The amniotic sac contains amniotic water that surrounds the baby in the uterus during pregnancy. This amniotic water serves to protect babies from various infections that can enter through the vagina and also protect the baby from external pressure. In addition, amniotic fluid also allows the baby to move in the womb.

You need to know that the amniotic sac has two layers, namely:

  • The outer layer called chorion. Chorion consists of collagen, whose amount will decrease with increasing gestational age. This is what causes chorion to become weaker when it enters the time of birth.
  • An inner layer called amnion.

These two layers make the amniotic sac very strong and elastic. It takes a lot of pressure to break the amniotic sac. Normally, the amniotic sac breaks just before birth.

What causes the amniotic sac to rupture?

The amniotic sac normally ruptures just before the baby is born. This is usually caused by a baby who naturally moves towards the birth canal. The pressure produced by the movement of this baby can then cause the amniotic sac to rupture.

In addition, the amniotic sac rupture is also triggered by the body. Actually your body knows when it's right when your amniotic fluid breaks. The body will trigger the membranes to tear, so the amniotic fluid will come out and the birth process will begin immediately.

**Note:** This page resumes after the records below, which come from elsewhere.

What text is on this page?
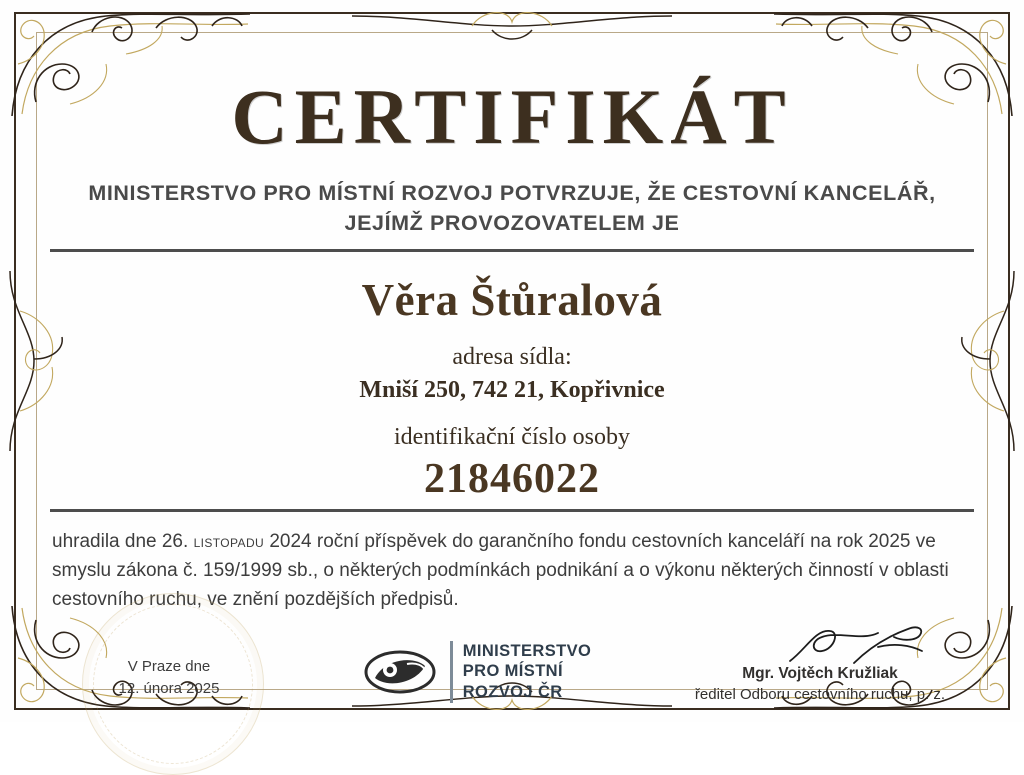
CERTIFIKÁT
MINISTERSTVO PRO MÍSTNÍ ROZVOJ POTVRZUJE, ŽE CESTOVNÍ KANCELÁŘ,
JEJÍMŽ PROVOZOVATELEM JE
Věra Štůralová
adresa sídla:
Mniší 250, 742 21, Kopřivnice
identifikační číslo osoby
21846022
uhradila dne 26. listopadu 2024 roční příspěvek do garančního fondu cestovních kanceláří na rok 2025 ve smyslu zákona č. 159/1999 sb., o některých podmínkách podnikání a o výkonu některých činností v oblasti cestovního ruchu, ve znění pozdějších předpisů.
V Praze dne
12. února 2025
MINISTERSTVO
PRO MÍSTNÍ
ROZVOJ ČR
Mgr. Vojtěch Kružliak
ředitel Odboru cestovního ruchu, p. z.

If your labor is helped by induction, your doctor may help tear your membranes so that your amniotic sac breaks. This is done to help the labor process.

However, some things can also trigger the amniotic sac to rupture prematurely.

The amniotic sac ruptures at 37-42 weeks' gestation

The amniotic sac can rupture about 24 hours before you start normal labor, at 37-42 weeks' gestation, or it is called premature rupture of membrane (PROM). PROM usually only occurs in about 10% of pregnant women. PROM can be triggered by various things, such as:

  • Stress or pressure caused by a large baby
  • Early activation of enzymes in membranes
  • Braxton Hicks contractions before labor
  • Twin pregnancy
  • Infection of the cervix, vagina, or uterus
  • Polyhydramnios, or too much fluid in the amniotic sac

The amniotic sac breaks before 37 weeks' gestation

The ruptured amniotic sac before 37 weeks' gestation is usually called premature rupture of membranes (KPD) or it can also be called preterm premature rupture of membrane (PPROM). Early rupture of the amniotic sac usually causes preterm birth (about ¼ of all preterm births). Babies must be removed as quickly as possible because the baby no longer has protection against infection.

Several factors can trigger premature rupture of membranes, namely:

  • Inflammation or infection of the membranes
  • Early activation of enzymes in membranes
  • The amniotic sac contains more than one baby
  • Infection of the cervix, vagina, or uterus
  • Cervix (cervix) injured or weakened
  • Ever underwent a biopsy on the cervix
  • History of preterm birth
  • Low levels of collagen in the amniotic sac tissue
  • Vaginal bleeding occurs for more than one trimester
  • Too much volume of fluid in the amniotic sac
  • Babies in breech position
  • Have done amniocentesis early in pregnancy
  • Do heavy exercise or put too much pressure on the body
  • Smoking
  • Poor diet and nutrition
  • Nutrient deficiency of copper, vitamin C, or zinc

Then, what should I do when the membranes break?

All you have to do is to immediately consult your doctor. You will usually feel contractions after the amniotic sac has ruptured. The doctor will then consider what should be done for you.

If your amniotic sac breaks 3 weeks or more before the day of birth, maybe your doctor will try to prevent you from having an immediate delivery, if your baby is too premature. Then, you will be examined to make sure there are no infections in your uterus. Your doctor may also give antibiotics to prevent infection and help prolong your pregnancy, as long as this is safe for you and prospective babies.

If the amniotic sac is broken within 3 weeks before the day of birth, your doctor will wait for your body to trigger your own labor or it may induce your labor immediately. Damage to the amniotic sac will be a consideration because the longer the amniotic sac is damaged, the greater the chance the baby will get an infection.